First govt bond auction set for September
A TRADITIONAL rainy season slowdown in lending has left banks with plenty of excess liquidity, which bankers say bodes well for appetite at Myanmar’s first ever Treasury bond auction next month.
The Ministry of Planning and Finance is meeting representatives from its commercial bank investor base – the only permitted buyers of government debt – on August 22, which will help determine the tenor and size of the bond auction, deputy minister U Maung Maung Win told The Myanmar Times.
U Thatha Hla, an economist with the Asian Development Bank (ADB), which provides technical assistance to the government on debt management, said the first Treasury auction is likely to be for two or three year bonds.
The ministry is hoping to sell around K1 trillion (US$841 million) in government debt during its first financial year, but this target can change based on investor interest, U Maung Maung Win said.
The inaugural bond auction marks another step in government efforts to follow international standards and issue debt at market price. Previous administrations simply dictated the interest rate on government bonds, choosing yields that few private sector banks found palatable.
Bankers say treasury bonds sold under the previous government had similar rates of 8.75 percent for twoyear bonds, 9pc for three-year bonds and 9.5pc for five-year bonds. Meanwhile, lenders typically offer savings accounts with an interest rate of 8.25pc and charge 13pc on loans.
This modest different between the rates at which banks lent and the rates available from Treasury bonds, coupled with limited funds with which to invest, made earlier government bond sales unappealing.
Appetite for Treasury bills – debt with a maturity one year or shorter – suffered for the same reason.
The shift to a market system started under the previous administration, which switched from selling three-month Treasury bills at a set yield to a rate determined by competitive auction back in 2015. The new government extended this auction system to six-month and 12month T-bills earlier this year.
Demand among Myanmar’s commercial banks for the new T-bill auctions has not been effusive, however. Despite consultations between the government, the banks and the ADB, the gap between the yield banks would like to see and the yield at which the government would like to lend is taking time to bridge.
Yields on three-month T-bills – the most regularly auctioned maturity – have fallen steadily this year (see graph). The interest rate on auctioned debt falls when demand rises. But in the case of Myanmar T-bills the rising demand is mainly because lenders are sitting on excess liquidity and have no other investment options, said U Mya Than, chair of Myanmar Oriental Bank.
“Demand for loans and advances are never high in the rainy season. That’s how the cycle usually goes,” he said. “Also I hear [activity] in the business sector is generally slow. I’m not sure why that is, but many banks have surplus funds and so are interested in buying T-bills – that’s why the rate is down.”
For the same reason, U Mya Than thinks demand will be high at the new bond auction. MOB’s liquidity situation is “favourable” and he plans to bid in the upcoming auction.

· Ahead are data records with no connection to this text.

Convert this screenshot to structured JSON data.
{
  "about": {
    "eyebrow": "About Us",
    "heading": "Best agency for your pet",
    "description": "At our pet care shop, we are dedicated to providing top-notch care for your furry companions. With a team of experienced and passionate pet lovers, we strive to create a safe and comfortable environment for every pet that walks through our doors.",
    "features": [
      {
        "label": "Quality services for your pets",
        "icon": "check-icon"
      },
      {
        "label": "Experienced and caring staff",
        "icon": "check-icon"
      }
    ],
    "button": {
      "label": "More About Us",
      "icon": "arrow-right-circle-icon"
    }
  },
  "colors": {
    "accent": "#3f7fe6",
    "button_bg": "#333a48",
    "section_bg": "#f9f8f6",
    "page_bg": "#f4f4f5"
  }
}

Even if the yield is only slightly higher than the deposit rate banks offer, lenders need some form of investment to stop inflation – which the ADB estimates at 9.5pc for this financial year – eroding their cash.
“Although you [may not] make profits from bonds we inevitably have to buy them,” U Mya Than said. “Something is better than nothing.”
U Thatha Hla said that although the banks would dearly like higher interest rates, the fact that liquidity is high made discussing lower yields with the ministry tricky.
U Zaw Min Thant, a managing director at CB Bank, said his firm would buy government debt, but has not yet decided its investment approach for the upcoming auction.
Neither of the two Myanmar bankers would comment on what the yield on a potential two-year government bond should be. The government sold a 12-month T-bill with a yield of 8.5pc earlier this month.
If an auction system provides more attractive yields, that should also help spread bond purchases across the private sector. Because earlier bill and bond sales came with unappealing yields, state-owned lenders and the Central Bank purchased much of the government debt issued. This allowed the government to monetise its deficit and in turn pushed up inflation.
The ministry appears to be taking tentative steps to address the Central Bank’s purchase of government debt at below market rates. U Maung Maung Win said the ministry will now decide on a “case-by-case basis” whether the Central Bank is allowed to purchase government debt at a lower rate than the auction result.
If the Central Bank is prevented from buying at sub-market yields, this would in turn reduce the temptation for the government to fall back on Central Bank demand, said U Thatha Hla.